Tuvieron que pasar más de 20 años hasta que en junio de 1858, un Darwin ya en
la madurez recibió una carta de Alfred Russel Wallace (1823-1913). Aquel joven,
que estaba en medio de una expedición naturalista en el archipiélago malayo,
había llegado de manera independiente a la misma conclusión: la selección
natural como mecanismo que determina la adaptación y especiación de los seres
vivos, al margen de la influencia divina. Un Wallace, humilde y casi ingenuo
escribió a Darwin entonces para que le diera su opinión y, si lo veía pertinente,
enviara el resumen de sus ideas al eminente geólogo Charles Lyell.
Darwin, hasta entonces reticente a
publicar su teoría, se decidió a hacerlo. Así, él y su círculo de científicos
allegados organizaron un documento conjunto para ser leído en la siguiente
reunión de la Sociedad Linneana, aunque ninguno de los dos pudo asistir.

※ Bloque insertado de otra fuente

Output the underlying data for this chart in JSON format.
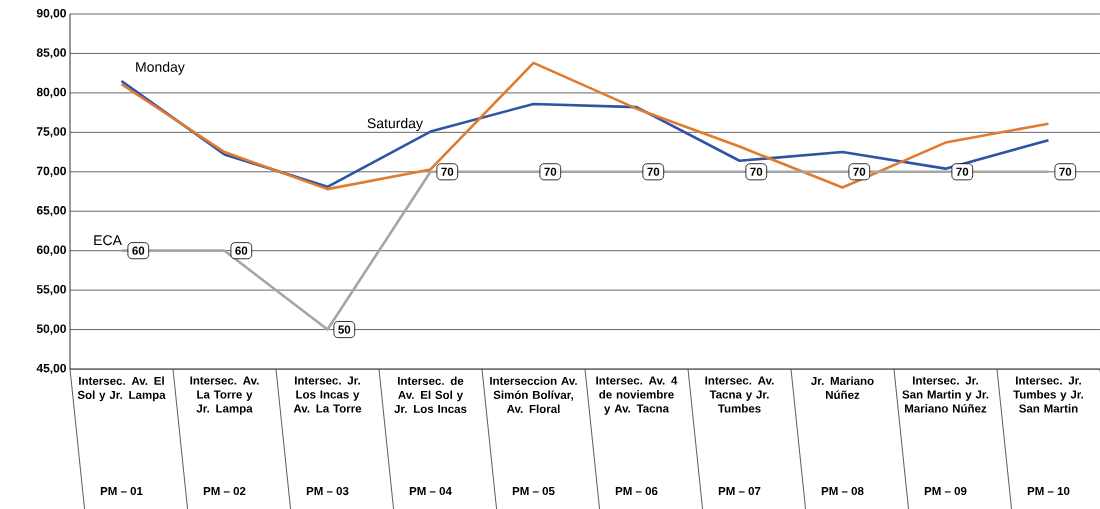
{
  "chart_data": {
    "type": "line",
    "categories": [
      "Intersec. Av. El Sol y Jr. Lampa",
      "Intersec. Av. La Torre y Jr. Lampa",
      "Intersec. Jr. Los Incas y Av. La Torre",
      "Intersec. de Av. El Sol y Jr. Los Incas",
      "Interseccion Av. Simón Bolívar, Av. Floral",
      "Intersec. Av. 4 de noviembre y Av. Tacna",
      "Intersec. Av. Tacna y Jr. Tumbes",
      "Jr. Mariano Núñez",
      "Intersec. Jr. San Martin y Jr. Mariano Núñez",
      "Intersec. Jr. Tumbes y Jr. San Martin"
    ],
    "series": [
      {
        "name": "Saturday",
        "color": "#2e54a4",
        "values": [
          81.5,
          72.2,
          68.1,
          75.1,
          78.6,
          78.2,
          71.4,
          72.5,
          70.4,
          74.0
        ]
      },
      {
        "name": "Monday",
        "color": "#e07b30",
        "values": [
          81.1,
          72.5,
          67.8,
          70.3,
          83.8,
          78.0,
          73.2,
          68.0,
          73.7,
          76.1
        ]
      },
      {
        "name": "ECA",
        "color": "#a6a6a6",
        "values": [
          60,
          60,
          50,
          70,
          70,
          70,
          70,
          70,
          70,
          70
        ],
        "value_labels": [
          "60",
          "60",
          "50",
          "70",
          "70",
          "70",
          "70",
          "70",
          "70",
          "70"
        ]
      }
    ],
    "ylim": [
      45,
      90
    ],
    "yticks": [
      {
        "value": 45,
        "label": "45,00"
      },
      {
        "value": 50,
        "label": "50,00"
      },
      {
        "value": 55,
        "label": "55,00"
      },
      {
        "value": 60,
        "label": "60,00"
      },
      {
        "value": 65,
        "label": "65,00"
      },
      {
        "value": 70,
        "label": "70,00"
      },
      {
        "value": 75,
        "label": "75,00"
      },
      {
        "value": 80,
        "label": "80,00"
      },
      {
        "value": 85,
        "label": "85,00"
      },
      {
        "value": 90,
        "label": "90,00"
      }
    ],
    "grid": "y",
    "marker": "none",
    "line_style": "solid",
    "annotations": [
      "PM – 01",
      "PM – 02",
      "PM – 03",
      "PM – 04",
      "PM – 05",
      "PM – 06",
      "PM – 07",
      "PM – 08",
      "PM – 09",
      "PM – 10"
    ]
  }
}
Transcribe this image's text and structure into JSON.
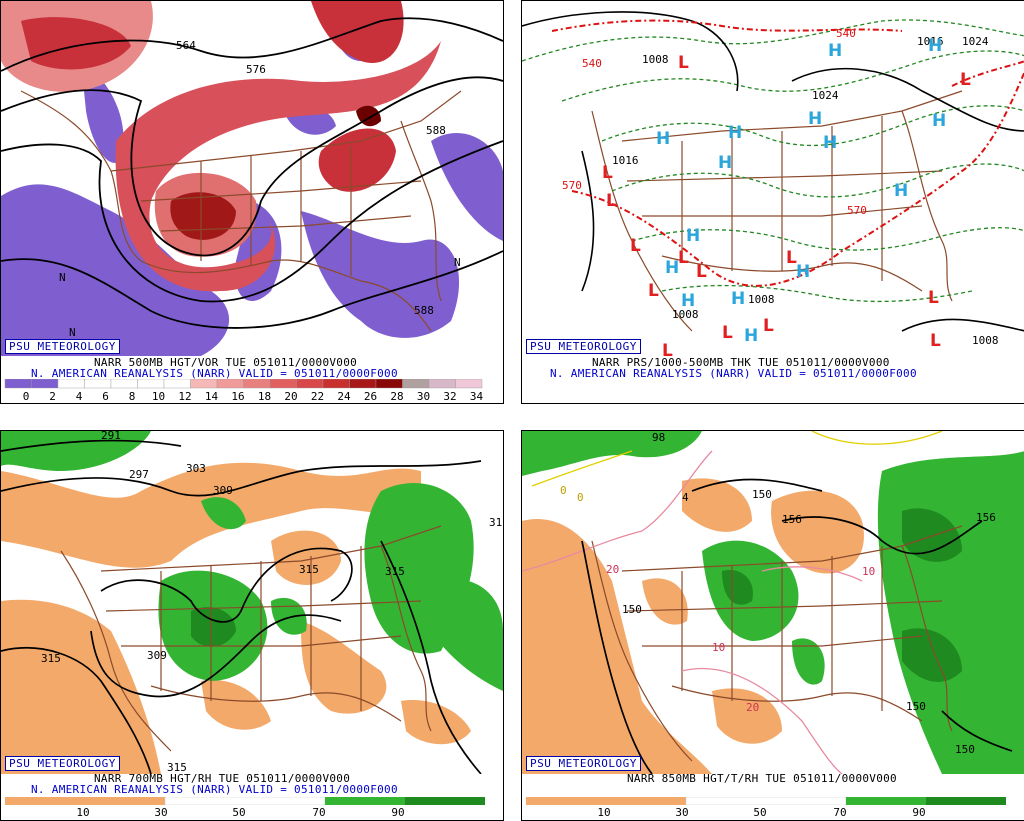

Wallace estaba todavía en Malasia y Darwin estaba de luto, por la muerte de su
hijo de 19 meses de edad tan solo tres días antes.}
Retrato de Alfred Russel Wallace
(alrededor de 1863). Crédito: National Portrait Gallery
Aquél día marca un antes y un
después en la historia de la biología. Pero el artículo conjunto de Darwin y
Wallace no causó una sensación inmediata. El propio Wallace se enteró de ello
mucho después, cuando “El origen de las especies” ya había sido publicado y se
había desatado el esperado escándalo. Pero lejos de considerar que el más
famoso y veterano naturalista se había apropiado de su idea, Wallace fue uno de
los grandes defensores de las ideas de Darwin. Tanto es así que en los años
1930, cuando resurgieron las ideas de la evolución con la fuerza que hoy
poseen, “Darwinismo” (1889) escrito por el propio Wallace era la versión más
reciente y completa escrita sobre el evolucionismo y el título de referencia.
Las circunstancias de la época y la
idiosincrasia personal de cada uno hicieron que Darwin pasara a la historia por
la puerta grande y que, en cambio, el nombre de Alfred Russel Wallace no figure
en los libros de primaria, ni en placas en calles, parques y plazas. No, por lo
menos, hasta el día de hoy.
Es archiconocido cómo Charles Darwin
intuyó la idea de la selección natural tras examinar las diferentes especies de
pinzones de las islas Galápagos, recogidos en una escala del viaje del Beagle.
Reivindicamos aquí a Wallace, contando cómo llegó por su cuenta a la misma
idea:
Con la excusa de la recolección de
especímenes para los coleccionistas de Inglaterra, Wallace pasó 8 años en lo
que sería uno de los mayores viajes de descubrimiento del siglo XIX. Primero
dio cuenta de las extrañas subespecies de origen asiático de las islas más
occidentales del archipiélago malayo; luego, de su ausencia en las islas
orientales, donde sin embargo aparecen extrañas especies de origen australiano.
Intuyó así dos familias de animales pertenecientes a dos continentes bien
diferenciados separados por fosas marinas (la llamada línea de Wallace) que, de
hecho estuvieron en su día unidos a lo que ahora son cientos de islas aisladas.
Intuyó también que este aislamiento había diferenciado a las especies. Y
además, ante la inmensa cantidad de estas catalogadas, observó una continuidad
entre todas ellas, un parentesco. Dedujo así no solo una teoría de la
evolución, sino los mecanismos y efectos que la rigen y, lo que es más, la enmarcó
dentro de una nueva manera de entender la geografía: Wallace es el padre de la
biogeografía. Y eso nadie se lo disputa.